Quando il male diventò relativo

Papa Ratzinger, che Magris dice nelle stesse ore (“Tempo curvo a Krems”) “sempre a disagio e imbranato nel suo abito bianco”, pubblica sul “Corriere della sera”, d’accordo il segretario di Stato vaticano Parolin e lo stesso papa Francesco, un testo sulla diffusione dell pedofilia nella chiesa, preparato per la riunione sullo stesso tema a fine febbraio, convocata dal papa, tra i presidenti delle conferenze episcopali. La cosa è stata subito annegata nella lettura politica: Ratzinger ha lanciato un siluro al papa. Ed è un male. 
Non è un novità, Ratzinger silura Francesco sia che parli sia che non parli. Ora anche su un argomento non politico – non divisivo - come la pedofilia. È la tara dei media che si vogliono impegnati, vaticanisti compresi: superficiali e complottisti. Non sanno dire altro - è la sindrome Pd,  ex Dc. Un altro giornalismo quanto avrebbe scoperto e raccontato sulla scia del papa emerito? Perché dice molto che non si sapeva, e lo spiega anche.
Ratzinger è sempre quello, che lamenta il lassismo e il relativismo. Ma dice anche cose. Che negli anni 1960 il giusnaturalismo fu abbandonato, il riferimento tradizionale per definire la teologia morale cattolica, a favore della Sacra Scrittura: “Nella lotta ingaggiata dal Concilio per una nuova compren­sione della Rivelazione, l’opzione giusnaturalistica venne quasi comple­tamente abbandonata e si esigette una teologia morale completamente fondata sulla Bibbia”. Si affermò cioè “la tesi per cui la morale dovesse essere definita soltanto in base agli scopi dell’agire umano”. Per cui non ci sono più “azioni che sempre e in ogni circostanza vanno considerate malvage”.
Tra queste quelle sessuali. Che diventarono dominanti nei seminari. “In diversi seminari si formarono club omosessuali che agivano più o meno apertamente e che chiaramente trasformarono il clima nei seminari. In un seminario nella Germania meridionale i candidati al sacerdozio e i candidati all’ufficio laicale di referente pastorale vivevano in­sieme. Durante i pasti comuni, i seminaristi stavano insieme ai referenti pastorali coniugati, in parte accompagnati da moglie e figlio e in qualche caso dalle loro fidanzate. Il clima nel seminario non poteva aiutare la formazione sacerdotale”.
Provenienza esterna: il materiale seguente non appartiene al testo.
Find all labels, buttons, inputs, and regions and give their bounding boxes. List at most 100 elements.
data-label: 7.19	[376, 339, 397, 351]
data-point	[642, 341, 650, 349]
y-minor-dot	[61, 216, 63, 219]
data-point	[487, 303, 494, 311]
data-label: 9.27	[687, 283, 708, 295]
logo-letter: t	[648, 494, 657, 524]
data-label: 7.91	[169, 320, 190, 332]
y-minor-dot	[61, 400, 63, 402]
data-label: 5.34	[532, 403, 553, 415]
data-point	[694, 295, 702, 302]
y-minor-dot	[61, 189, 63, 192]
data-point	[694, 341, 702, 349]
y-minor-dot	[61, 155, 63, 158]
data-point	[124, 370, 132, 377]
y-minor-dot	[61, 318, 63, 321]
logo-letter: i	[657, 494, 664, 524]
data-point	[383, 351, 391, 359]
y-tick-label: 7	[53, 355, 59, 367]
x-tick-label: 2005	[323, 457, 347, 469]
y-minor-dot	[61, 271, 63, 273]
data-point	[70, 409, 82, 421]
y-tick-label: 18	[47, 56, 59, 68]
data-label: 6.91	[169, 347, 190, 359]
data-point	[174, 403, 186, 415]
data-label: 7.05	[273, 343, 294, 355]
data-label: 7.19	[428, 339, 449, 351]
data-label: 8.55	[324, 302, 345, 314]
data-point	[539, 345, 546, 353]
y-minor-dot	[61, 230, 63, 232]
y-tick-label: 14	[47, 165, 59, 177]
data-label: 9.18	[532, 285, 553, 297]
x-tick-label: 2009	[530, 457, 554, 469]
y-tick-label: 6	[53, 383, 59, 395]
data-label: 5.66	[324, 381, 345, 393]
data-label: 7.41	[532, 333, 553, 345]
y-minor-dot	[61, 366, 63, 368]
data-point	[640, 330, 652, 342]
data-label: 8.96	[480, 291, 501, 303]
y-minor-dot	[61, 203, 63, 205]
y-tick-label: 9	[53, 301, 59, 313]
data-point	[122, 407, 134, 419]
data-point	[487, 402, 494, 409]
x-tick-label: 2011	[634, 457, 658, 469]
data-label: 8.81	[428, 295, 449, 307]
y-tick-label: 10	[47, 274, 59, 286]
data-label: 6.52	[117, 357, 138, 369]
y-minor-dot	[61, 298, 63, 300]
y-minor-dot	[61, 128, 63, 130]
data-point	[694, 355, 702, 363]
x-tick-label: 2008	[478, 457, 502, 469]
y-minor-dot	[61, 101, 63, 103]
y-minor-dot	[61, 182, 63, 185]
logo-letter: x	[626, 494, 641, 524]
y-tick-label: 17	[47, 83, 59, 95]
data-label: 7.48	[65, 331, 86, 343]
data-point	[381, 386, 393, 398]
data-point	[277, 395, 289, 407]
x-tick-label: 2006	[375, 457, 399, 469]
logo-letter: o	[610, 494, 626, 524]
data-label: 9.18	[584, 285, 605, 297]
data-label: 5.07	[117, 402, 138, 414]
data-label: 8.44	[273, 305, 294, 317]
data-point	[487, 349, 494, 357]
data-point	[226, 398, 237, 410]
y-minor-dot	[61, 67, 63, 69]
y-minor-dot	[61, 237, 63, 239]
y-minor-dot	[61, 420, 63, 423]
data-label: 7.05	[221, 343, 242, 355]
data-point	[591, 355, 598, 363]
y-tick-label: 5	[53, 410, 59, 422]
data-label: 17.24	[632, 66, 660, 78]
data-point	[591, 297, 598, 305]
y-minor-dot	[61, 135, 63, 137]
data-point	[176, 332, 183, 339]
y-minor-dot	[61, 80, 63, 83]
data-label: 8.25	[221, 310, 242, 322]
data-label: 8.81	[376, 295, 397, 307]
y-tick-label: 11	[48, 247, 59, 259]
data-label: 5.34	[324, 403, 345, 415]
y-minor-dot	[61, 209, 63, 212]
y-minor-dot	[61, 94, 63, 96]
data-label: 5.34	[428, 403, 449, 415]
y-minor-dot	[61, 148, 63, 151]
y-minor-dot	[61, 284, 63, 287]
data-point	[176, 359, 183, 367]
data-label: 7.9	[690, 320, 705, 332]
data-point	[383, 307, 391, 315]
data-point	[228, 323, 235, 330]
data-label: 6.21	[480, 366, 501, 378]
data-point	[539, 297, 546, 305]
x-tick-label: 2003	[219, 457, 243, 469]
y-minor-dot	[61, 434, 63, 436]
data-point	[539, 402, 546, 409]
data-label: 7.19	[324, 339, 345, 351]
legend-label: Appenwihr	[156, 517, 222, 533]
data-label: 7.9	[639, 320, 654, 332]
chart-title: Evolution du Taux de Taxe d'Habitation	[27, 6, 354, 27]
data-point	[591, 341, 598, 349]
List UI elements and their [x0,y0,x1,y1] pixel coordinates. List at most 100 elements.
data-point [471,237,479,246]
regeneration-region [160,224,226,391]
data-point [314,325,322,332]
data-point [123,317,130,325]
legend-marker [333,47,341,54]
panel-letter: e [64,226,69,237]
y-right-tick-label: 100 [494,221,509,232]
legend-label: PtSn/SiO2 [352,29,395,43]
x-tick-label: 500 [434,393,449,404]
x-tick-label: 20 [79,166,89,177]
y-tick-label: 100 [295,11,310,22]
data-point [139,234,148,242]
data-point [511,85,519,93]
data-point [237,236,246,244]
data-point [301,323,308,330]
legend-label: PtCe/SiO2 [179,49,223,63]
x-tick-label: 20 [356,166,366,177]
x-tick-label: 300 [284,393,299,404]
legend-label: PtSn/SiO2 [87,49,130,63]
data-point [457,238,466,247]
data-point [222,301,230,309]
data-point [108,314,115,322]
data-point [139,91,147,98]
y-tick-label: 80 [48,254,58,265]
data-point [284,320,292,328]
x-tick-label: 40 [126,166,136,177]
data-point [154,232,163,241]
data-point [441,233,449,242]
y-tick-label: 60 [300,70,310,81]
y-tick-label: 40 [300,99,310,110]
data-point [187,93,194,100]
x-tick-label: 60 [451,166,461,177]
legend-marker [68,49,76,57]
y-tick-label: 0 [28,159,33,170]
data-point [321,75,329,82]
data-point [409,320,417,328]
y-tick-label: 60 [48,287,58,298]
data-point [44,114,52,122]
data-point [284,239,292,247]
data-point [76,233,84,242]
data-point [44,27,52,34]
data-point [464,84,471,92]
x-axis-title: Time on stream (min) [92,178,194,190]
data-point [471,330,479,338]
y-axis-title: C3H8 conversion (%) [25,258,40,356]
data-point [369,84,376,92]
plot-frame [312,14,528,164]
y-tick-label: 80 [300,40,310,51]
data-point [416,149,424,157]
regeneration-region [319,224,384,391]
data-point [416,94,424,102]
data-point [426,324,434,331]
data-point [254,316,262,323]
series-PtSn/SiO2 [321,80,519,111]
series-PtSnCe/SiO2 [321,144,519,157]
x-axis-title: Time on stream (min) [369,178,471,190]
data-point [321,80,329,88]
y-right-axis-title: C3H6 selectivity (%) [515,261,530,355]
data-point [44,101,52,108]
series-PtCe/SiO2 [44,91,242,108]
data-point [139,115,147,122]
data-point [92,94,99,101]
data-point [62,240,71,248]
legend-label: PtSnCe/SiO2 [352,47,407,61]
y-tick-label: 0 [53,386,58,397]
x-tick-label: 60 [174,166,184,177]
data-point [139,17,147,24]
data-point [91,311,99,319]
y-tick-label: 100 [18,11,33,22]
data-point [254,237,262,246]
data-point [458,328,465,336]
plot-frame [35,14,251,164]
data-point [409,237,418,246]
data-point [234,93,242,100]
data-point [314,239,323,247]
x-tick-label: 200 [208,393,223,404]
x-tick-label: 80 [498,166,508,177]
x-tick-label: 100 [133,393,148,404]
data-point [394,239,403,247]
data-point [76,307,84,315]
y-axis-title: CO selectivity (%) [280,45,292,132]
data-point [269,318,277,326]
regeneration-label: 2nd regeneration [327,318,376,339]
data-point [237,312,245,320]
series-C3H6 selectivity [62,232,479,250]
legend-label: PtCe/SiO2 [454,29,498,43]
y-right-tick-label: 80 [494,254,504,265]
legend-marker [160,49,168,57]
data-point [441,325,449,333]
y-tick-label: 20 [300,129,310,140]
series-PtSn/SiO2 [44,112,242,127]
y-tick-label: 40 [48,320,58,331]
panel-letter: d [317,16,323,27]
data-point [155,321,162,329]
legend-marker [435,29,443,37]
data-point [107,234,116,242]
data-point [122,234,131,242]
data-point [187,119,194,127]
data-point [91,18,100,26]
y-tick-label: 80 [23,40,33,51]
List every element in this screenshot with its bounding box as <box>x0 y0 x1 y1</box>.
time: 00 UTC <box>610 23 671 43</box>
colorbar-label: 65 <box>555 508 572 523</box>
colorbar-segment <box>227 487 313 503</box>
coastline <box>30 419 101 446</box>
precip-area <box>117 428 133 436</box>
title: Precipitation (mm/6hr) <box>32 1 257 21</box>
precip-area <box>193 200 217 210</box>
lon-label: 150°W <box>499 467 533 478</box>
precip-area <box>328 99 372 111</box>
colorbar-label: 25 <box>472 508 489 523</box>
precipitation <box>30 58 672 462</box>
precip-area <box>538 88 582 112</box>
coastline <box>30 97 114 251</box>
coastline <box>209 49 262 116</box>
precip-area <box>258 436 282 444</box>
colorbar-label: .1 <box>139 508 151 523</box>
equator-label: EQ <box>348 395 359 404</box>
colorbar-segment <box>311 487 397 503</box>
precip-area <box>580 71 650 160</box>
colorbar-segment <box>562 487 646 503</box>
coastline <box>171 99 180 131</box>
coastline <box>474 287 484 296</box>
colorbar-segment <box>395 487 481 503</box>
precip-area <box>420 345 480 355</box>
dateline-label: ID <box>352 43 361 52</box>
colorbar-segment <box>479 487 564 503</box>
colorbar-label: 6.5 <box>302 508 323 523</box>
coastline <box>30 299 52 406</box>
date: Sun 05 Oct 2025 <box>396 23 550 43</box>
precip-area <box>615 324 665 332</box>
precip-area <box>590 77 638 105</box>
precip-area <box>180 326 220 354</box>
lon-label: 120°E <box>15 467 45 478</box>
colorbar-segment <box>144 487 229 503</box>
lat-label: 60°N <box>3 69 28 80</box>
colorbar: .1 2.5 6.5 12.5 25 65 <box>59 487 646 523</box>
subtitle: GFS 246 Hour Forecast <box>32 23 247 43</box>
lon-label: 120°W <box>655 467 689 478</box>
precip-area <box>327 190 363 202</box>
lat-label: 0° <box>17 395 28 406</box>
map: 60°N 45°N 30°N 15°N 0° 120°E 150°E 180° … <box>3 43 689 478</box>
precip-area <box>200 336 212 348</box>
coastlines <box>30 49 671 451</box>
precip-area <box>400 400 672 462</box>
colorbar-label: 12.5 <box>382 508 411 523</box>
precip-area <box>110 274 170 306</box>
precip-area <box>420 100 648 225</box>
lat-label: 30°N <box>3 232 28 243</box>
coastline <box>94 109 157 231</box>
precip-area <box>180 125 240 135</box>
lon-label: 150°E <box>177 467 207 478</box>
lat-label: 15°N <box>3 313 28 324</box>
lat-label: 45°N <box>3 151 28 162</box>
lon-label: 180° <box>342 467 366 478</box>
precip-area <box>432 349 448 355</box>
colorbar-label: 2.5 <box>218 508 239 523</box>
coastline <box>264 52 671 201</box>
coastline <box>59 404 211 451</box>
Questo avveniva specialmente negli Stati Uniti. Roma ne fu informata. Una Visita pastorale fu disposta, ma portò poche informazioni. Una seconda Visita fu effettuata, e la cosa cominciò a emergere. Ma non c’era una procedura o un criterio per intervenire, etc. - la storia recente.
Quanto è vero dell’analisi di Ratzinger? Senza andare lontano, nelle stesse ore in cui il suo testo  veniva recapitato al “Corriere della sera”, il settimanale “La Lettura” dello stesso quotidiano raccoglieva a Firenze parole quasi identiche dal politologo francese Olivier Roy, più noto come islamista. Roy, protestante di nascita, ricorda a Marco Ventura come venne alla politica, nel 1968, sull’assioma “l’individuo che desidera è il fondatore dei valori e della morale”. In sintesi: “La nostra rivoluzione era la fine dell’ipocrisia dell’ordine morale. Lottavamo contro la borghesia che si finge cristiana e fa abortire clandestinamente le domestiche…”, Roy va avanti con questi argomenti da polemista, non pentito né critico. Ma preciso sulle cose del movimento: “Lo slogan era: «Il desiderio per tutti». Anche per i bambini. Era forte la tendenza alla pedofilia”. Cohn-Bendit, si può aggiungere, leader del Sessantotto a Parigi, poi maestro d’asilo autogestito a Francoforte, nel 1978 già scriveva delle memorie, in cui non ricorda nulla, se non le seghe che s’era fatte fare dai bambini.
Non è tutto. Roy, giovane protestante incuriosito dalla reazione dei cattolici (“i coetanei cattolici li capivamo poco: c’è la pillola e lasciate ancora che si controlli cosa fate a letto?”), ancora più meravigliato assiste a quella che chiama “l’auto-secolarizzazione”: “I preti si tolgono l’abito, la messa non è più in latino, non c’è più l’inferno… Si traducono i valori religiosi in valori laici: la dignità, la libertà, la vita. Nasce la teologia della liberazione: non si può cercare la salvezza personale se la società non è stata prima liberata”.